The university is offering its Tuition Award Program for the 2024-25 school year. Minnesota’s North Star Promise program begins in fall 2024. It will cover undergraduate tuition and fees at the state’s public post-secondary schools and tribal colleges for Minnesota residents whose family income is under $80,000, after they have used other sources of financial aid, such as grants and scholarships.
NORTH DAKOTA LAWMAKERS SCRAMBLE TO MIRROR MINNESOTA TUITION PROGRAM IN BID TO RETAIN STUDENT POPULATION
North Dakota State University President David Cook has spoken of “catastrophic implications” due to North Star Promise. North Dakota State is the No. 1 out-of-state choice for first-year Minnesota students, who make up nearly half its student body. The Fargo-based university is just across the Red River from Minnesota.
The Tuition Award Program came about because of North Star Promise, confirmed Seinquis Leinen, the university’s senior director of strategic enrollment management.

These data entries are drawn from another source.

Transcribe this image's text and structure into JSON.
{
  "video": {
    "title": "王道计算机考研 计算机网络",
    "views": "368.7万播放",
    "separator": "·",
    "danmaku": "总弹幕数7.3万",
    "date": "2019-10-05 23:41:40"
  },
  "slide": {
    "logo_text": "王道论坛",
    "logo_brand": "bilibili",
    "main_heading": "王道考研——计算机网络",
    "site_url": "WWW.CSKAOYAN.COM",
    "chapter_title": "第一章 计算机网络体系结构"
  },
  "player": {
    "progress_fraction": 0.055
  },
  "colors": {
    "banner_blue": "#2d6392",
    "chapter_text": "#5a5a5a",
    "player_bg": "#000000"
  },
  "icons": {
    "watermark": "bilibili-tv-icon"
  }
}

The new scholarship is available to North Dakota and Minnesota first- and second-year students who are eligible for the federal Pell Grant and whose family income is $80,000 or less — nearly identical to North Star Promise.
“We wanted to offer a similar program,” Leinen told The Associated Press. “To offer similar programs to students allows them to better analyze and explore their different options, and again, knowing that a lot of our students come from Minnesota, wanted them to be able to be aware of other options that are right in their neck of the woods and right on the other side of the border.”
The scholarship will cover those students’ base tuition and fees “after all other gift aid is applied,” she said.
About 1,000 students are expected to be eligible, Leinen said. The program is estimated to cost $3.5 million, covered by the NDSU Foundation. The university will explore future funding for the scholarship, she said.
State leaders view higher education as a key component to addressing North Dakota’s labor shortage. Eighty-two percent of North Dakotans and 42% of Minnesotans who graduate from North Dakota State pursue their first job in North Dakota, Leinen said.
Democratic state Sen. Tim Mathern is proposing a workforce-focused “Dakota Promise” forgivable student loan tuition program for the next legislative session in 2025. He commended North Dakota State’s new scholarship but said a “long-term solution” was needed.
“We, in fact, need to do something about free tuition,” Mathern said. “However, we need to do it in a creative manner wherein we’re solving issues for the long term, not just a knee-jerk response to what Minnesota has done.”
About 15,000-20,000 Minnesotans could use North Star Promise in its first year, according to the state’s Office of Higher Education.
About 1,400 Minnesota students at five eastern North Dakota institutions might be eligible for the Minnesota program, according to the North Dakota University System.